The drum beat for reform at the World Trade Organization (WTO) is growing louder against the background of escalating trade tensions between the US and China, the world’s two biggest economies.
Country representatives called for updates and overhauls to the global trade body’s governance and enforcement mechanisms during the United Nations Conference on Trade and Development’s World Investment Forum in Geneva, even while lamenting threats to global trade and investment flows.
“It is becoming apparent the WTO, the bedrock of the multilateral trading system, is under stress and is in need of an update,” says Osamu Onodera, director-general for trade policy at Japan’s ministry of economy, trade and industry, citing lack of transparency in the organisation’s oversight mechanisms and dysfunction in the dispute settlement system as key areas of concern.
Japan will use its chairmanship of the G20 group of developed nations next year to push the WTO reform agenda, he added.
The WTO, for its part, put forward dire warnings on the economic impact of a breakdown of the global trading system it stewards. Deputy director-general Karl Brauner told the forum that a full-blown trade war could knock 17% off world trade flows and two per cent off global GDP.
“We’ve seen a remarkable increase in investment restrictions for inward and outward FDI flow.
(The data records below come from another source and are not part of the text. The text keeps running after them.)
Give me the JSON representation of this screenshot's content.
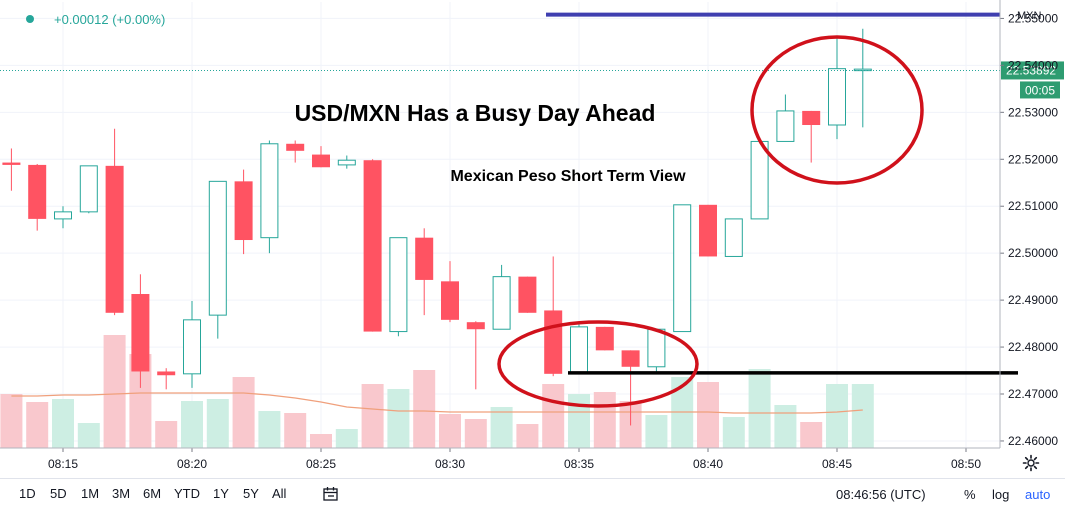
{
  "header": {
    "change_text": "+0.00012 (+0.00%)",
    "currency_label": "MXN"
  },
  "price_tag": {
    "value": "22.53892",
    "countdown": "00:05"
  },
  "annotations": {
    "main_title": "USD/MXN Has a Busy Day Ahead",
    "subtitle": "Mexican Peso Short Term View"
  },
  "colors": {
    "up": "#26a69a",
    "down": "#ff5362",
    "vol_up": "#cdeee3",
    "vol_down": "#f9c8cd",
    "ma": "#f0a07c",
    "resistance": "#3f3fb0",
    "support": "#000000",
    "circle": "#d0111b",
    "price_tag_bg": "#2e9c71"
  },
  "chart_data": {
    "type": "candlestick",
    "y_ticks": [
      "22.46000",
      "22.47000",
      "22.48000",
      "22.49000",
      "22.50000",
      "22.51000",
      "22.52000",
      "22.53000",
      "22.54000",
      "22.55000"
    ],
    "x_ticks": [
      "08:15",
      "08:20",
      "08:25",
      "08:30",
      "08:35",
      "08:40",
      "08:45",
      "08:50"
    ],
    "ylim": [
      22.4585,
      22.5535
    ],
    "grid": true,
    "candles": [
      {
        "t": "08:13",
        "o": 22.5193,
        "h": 22.5223,
        "l": 22.5133,
        "c": 22.5188
      },
      {
        "t": "08:14",
        "o": 22.5188,
        "h": 22.519,
        "l": 22.5048,
        "c": 22.5073
      },
      {
        "t": "08:15",
        "o": 22.5073,
        "h": 22.51,
        "l": 22.5053,
        "c": 22.5088
      },
      {
        "t": "08:16",
        "o": 22.5088,
        "h": 22.5186,
        "l": 22.5085,
        "c": 22.5186
      },
      {
        "t": "08:17",
        "o": 22.5186,
        "h": 22.5265,
        "l": 22.4868,
        "c": 22.4873
      },
      {
        "t": "08:18",
        "o": 22.4913,
        "h": 22.4955,
        "l": 22.4713,
        "c": 22.4748
      },
      {
        "t": "08:19",
        "o": 22.4748,
        "h": 22.4755,
        "l": 22.471,
        "c": 22.474
      },
      {
        "t": "08:20",
        "o": 22.4743,
        "h": 22.4898,
        "l": 22.4713,
        "c": 22.4858
      },
      {
        "t": "08:21",
        "o": 22.4868,
        "h": 22.5153,
        "l": 22.4818,
        "c": 22.5153
      },
      {
        "t": "08:22",
        "o": 22.5153,
        "h": 22.5178,
        "l": 22.4998,
        "c": 22.5028
      },
      {
        "t": "08:23",
        "o": 22.5033,
        "h": 22.524,
        "l": 22.5,
        "c": 22.5233
      },
      {
        "t": "08:24",
        "o": 22.5233,
        "h": 22.524,
        "l": 22.5193,
        "c": 22.5218
      },
      {
        "t": "08:25",
        "o": 22.521,
        "h": 22.5228,
        "l": 22.5183,
        "c": 22.5183
      },
      {
        "t": "08:26",
        "o": 22.5188,
        "h": 22.5208,
        "l": 22.518,
        "c": 22.5198
      },
      {
        "t": "08:27",
        "o": 22.5198,
        "h": 22.52,
        "l": 22.4833,
        "c": 22.4833
      },
      {
        "t": "08:28",
        "o": 22.4833,
        "h": 22.5033,
        "l": 22.4823,
        "c": 22.5033
      },
      {
        "t": "08:29",
        "o": 22.5033,
        "h": 22.5053,
        "l": 22.4868,
        "c": 22.4943
      },
      {
        "t": "08:30",
        "o": 22.494,
        "h": 22.4983,
        "l": 22.4853,
        "c": 22.4858
      },
      {
        "t": "08:31",
        "o": 22.4853,
        "h": 22.4855,
        "l": 22.471,
        "c": 22.4838
      },
      {
        "t": "08:32",
        "o": 22.4838,
        "h": 22.4975,
        "l": 22.4838,
        "c": 22.495
      },
      {
        "t": "08:33",
        "o": 22.495,
        "h": 22.495,
        "l": 22.4873,
        "c": 22.4873
      },
      {
        "t": "08:34",
        "o": 22.4878,
        "h": 22.4993,
        "l": 22.4738,
        "c": 22.4743
      },
      {
        "t": "08:35",
        "o": 22.4743,
        "h": 22.4853,
        "l": 22.4743,
        "c": 22.4843
      },
      {
        "t": "08:36",
        "o": 22.4843,
        "h": 22.4843,
        "l": 22.4793,
        "c": 22.4793
      },
      {
        "t": "08:37",
        "o": 22.4793,
        "h": 22.4793,
        "l": 22.4633,
        "c": 22.4758
      },
      {
        "t": "08:38",
        "o": 22.4758,
        "h": 22.4838,
        "l": 22.4745,
        "c": 22.4838
      },
      {
        "t": "08:39",
        "o": 22.4833,
        "h": 22.5103,
        "l": 22.4833,
        "c": 22.5103
      },
      {
        "t": "08:40",
        "o": 22.5103,
        "h": 22.5103,
        "l": 22.4993,
        "c": 22.4993
      },
      {
        "t": "08:41",
        "o": 22.4993,
        "h": 22.5073,
        "l": 22.4993,
        "c": 22.5073
      },
      {
        "t": "08:42",
        "o": 22.5073,
        "h": 22.5238,
        "l": 22.5073,
        "c": 22.5238
      },
      {
        "t": "08:43",
        "o": 22.5238,
        "h": 22.5338,
        "l": 22.5238,
        "c": 22.5303
      },
      {
        "t": "08:44",
        "o": 22.5303,
        "h": 22.5303,
        "l": 22.5193,
        "c": 22.5273
      },
      {
        "t": "08:45",
        "o": 22.5273,
        "h": 22.5458,
        "l": 22.5243,
        "c": 22.5393
      },
      {
        "t": "08:46",
        "o": 22.5389,
        "h": 22.5478,
        "l": 22.5268,
        "c": 22.5392
      }
    ],
    "volume": [
      {
        "v": 0.54,
        "dir": "down"
      },
      {
        "v": 0.46,
        "dir": "down"
      },
      {
        "v": 0.49,
        "dir": "up"
      },
      {
        "v": 0.25,
        "dir": "up"
      },
      {
        "v": 1.13,
        "dir": "down"
      },
      {
        "v": 0.94,
        "dir": "down"
      },
      {
        "v": 0.27,
        "dir": "down"
      },
      {
        "v": 0.47,
        "dir": "up"
      },
      {
        "v": 0.49,
        "dir": "up"
      },
      {
        "v": 0.71,
        "dir": "down"
      },
      {
        "v": 0.37,
        "dir": "up"
      },
      {
        "v": 0.35,
        "dir": "down"
      },
      {
        "v": 0.14,
        "dir": "down"
      },
      {
        "v": 0.19,
        "dir": "up"
      },
      {
        "v": 0.64,
        "dir": "down"
      },
      {
        "v": 0.59,
        "dir": "up"
      },
      {
        "v": 0.78,
        "dir": "down"
      },
      {
        "v": 0.34,
        "dir": "down"
      },
      {
        "v": 0.29,
        "dir": "down"
      },
      {
        "v": 0.41,
        "dir": "up"
      },
      {
        "v": 0.24,
        "dir": "down"
      },
      {
        "v": 0.64,
        "dir": "down"
      },
      {
        "v": 0.54,
        "dir": "up"
      },
      {
        "v": 0.56,
        "dir": "down"
      },
      {
        "v": 0.47,
        "dir": "down"
      },
      {
        "v": 0.33,
        "dir": "up"
      },
      {
        "v": 0.71,
        "dir": "up"
      },
      {
        "v": 0.66,
        "dir": "down"
      },
      {
        "v": 0.31,
        "dir": "up"
      },
      {
        "v": 0.79,
        "dir": "up"
      },
      {
        "v": 0.43,
        "dir": "up"
      },
      {
        "v": 0.26,
        "dir": "down"
      },
      {
        "v": 0.64,
        "dir": "up"
      },
      {
        "v": 0.64,
        "dir": "up"
      }
    ],
    "volume_ma": [
      0.52,
      0.52,
      0.53,
      0.53,
      0.54,
      0.55,
      0.55,
      0.55,
      0.55,
      0.55,
      0.53,
      0.5,
      0.46,
      0.41,
      0.39,
      0.37,
      0.37,
      0.36,
      0.36,
      0.36,
      0.36,
      0.36,
      0.36,
      0.36,
      0.36,
      0.36,
      0.36,
      0.36,
      0.35,
      0.35,
      0.35,
      0.35,
      0.36,
      0.38
    ],
    "resistance_level": 22.5508,
    "current_price": 22.53892,
    "support_level": 22.4745
  },
  "toolbar": {
    "timeframes": [
      "1D",
      "5D",
      "1M",
      "3M",
      "6M",
      "YTD",
      "1Y",
      "5Y",
      "All"
    ],
    "time_status": "08:46:56 (UTC)",
    "right_buttons": [
      "%",
      "log",
      "auto"
    ]
  }
}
These are troublesome, especially given the need to achieve the Sustainable Development Goals development framework by 2030,” he warned.
Under President Donald Trump’s administration, the US has slapped tariffs on billions of dollars’ worth of goods from the EU, Canada, Mexico and China in a bid to to recalibrate trade relationships he believes are bad for the US. His counterparts have responded in kind.
Mr Trump also took the step – unheard-of in recent decades – of invoking the WTO’s national security exemption as a pretext for restricting steel imports from Canada, Mexico and Europe into the US. All are US allies.
Some developing countries view the emergence of this issue as a positive as they look for avenues to reset current tariff regimes. “The developing countries have had this issue of securitisation for many years, for as long as the WTO has existed, because we are fragile economies,” said Ghana’s minister of trade and industry Alan John Kwadwo Kyermaten.
He believes tariff advantages granted by the WTO to richer nations are at least partially responsible for the failure of many commodity-exporting countries to develop value-added industries, threatening national stability. “The issue goes to the core of the governance architecture of the WTO… It has to do with balance of power at the WTO,” he said.